We always like to do an assessment of our systems and how things worked and share that publicly.
We have a real time map that always shows the registrations and page views right now. It was fun to watch when registration opened:
Performance was great for users. As usual, we saw a decrease (faster!) in the response time for users since there was a greater percentage coming from computers with fast connections rather than mobile phones.
We were very pleased with our infrastructure. We recently did a set of upgrades and we ran with our “every day” configuration to handle the load of more than 20 registrations per second. Here are the graphs:
NGINX Load Balancers – 3 servers – 2 M3.large and 1 c4.large (we wanted to see the difference between the m3 and c4, but as seen below, we did not get enough load to really determine true max bandwidth):
Web Servers – We recently switched to running 4 c4.2xlarge servers. This is where most of the stress happens in the system, and we reached a peak of about 50% – so we could have handled twice the load under our everyday operating environment. Of course we can grow the number of web servers within a few minutes if load gets too high.
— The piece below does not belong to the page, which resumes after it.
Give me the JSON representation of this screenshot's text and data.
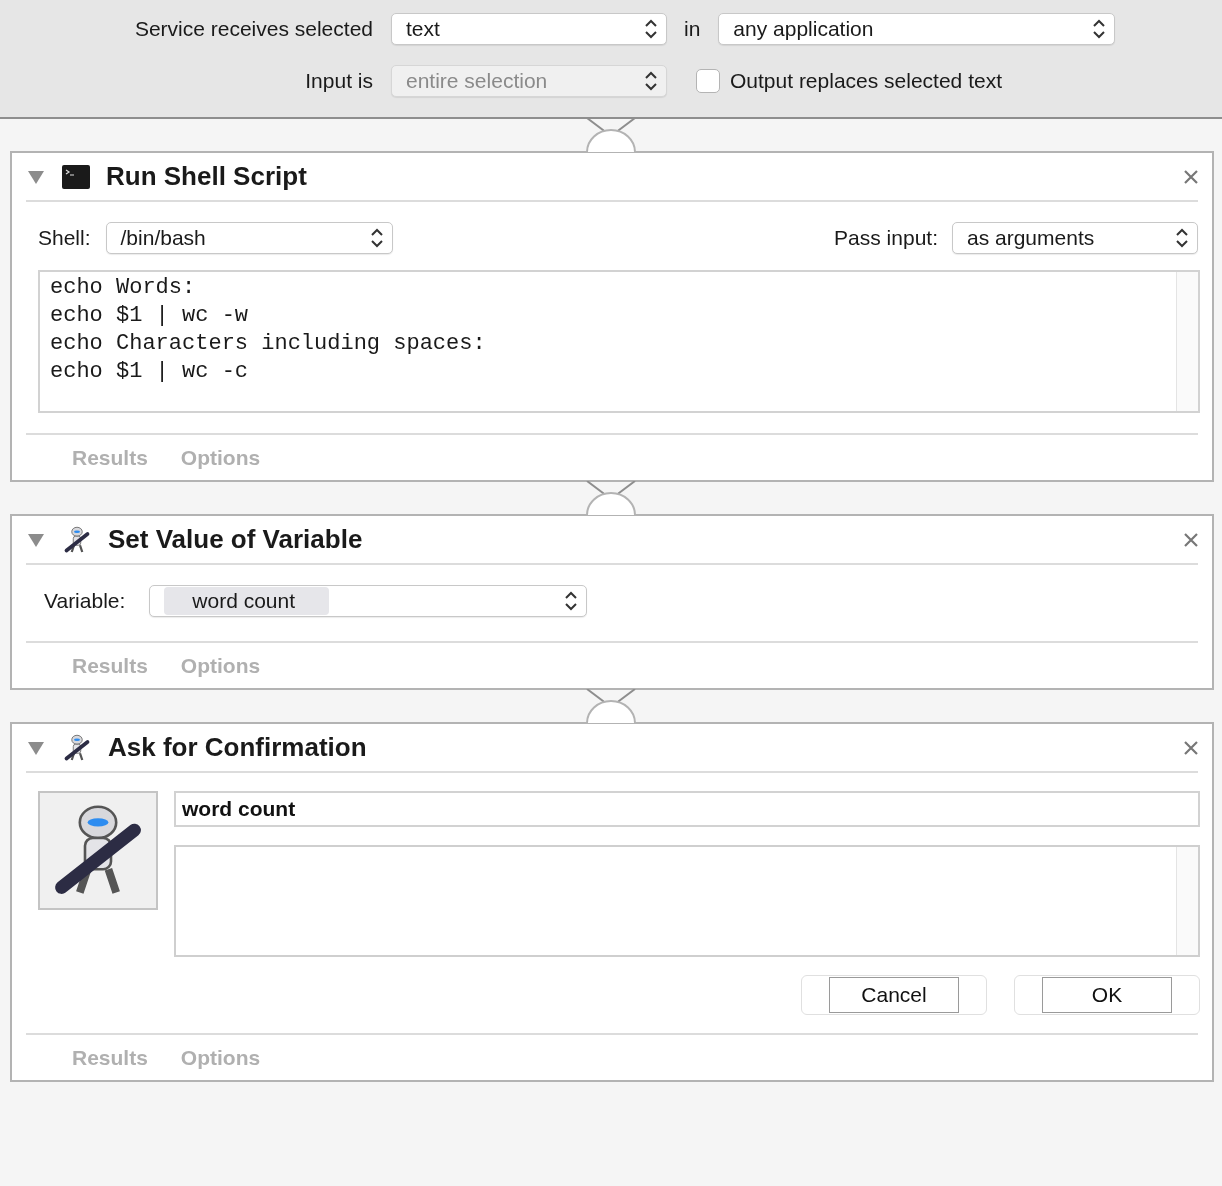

Memcache Data Servers – We run 8 m3.medium memcache data servers. This really reduces the load on the database in our environment and is one of the things that makes our system so fast. These were not stressed reaching a max of 12%.
Memcache Session Servers – 8 m3. medium. This holds session information for each browser and enables us to dynamically move users from one server to another for high availability. Again, these had plenty of capacity.
Database – Our main database runs RDS (we are part of the test program with AWS and will move to Aurora later this year, which should improve our availability and performance even more). We run a db.m2.2xlarge instance with high availability and redundancy turned on. We also have Read Only database instance that runs on a db.m3.xlarge and a shard also running on a db.m3.xlarge. These all performed very well and showed plenty of capacity. The main database hit a max of 12%. The Read Only hit 30% and is very easy to duplicate and expand.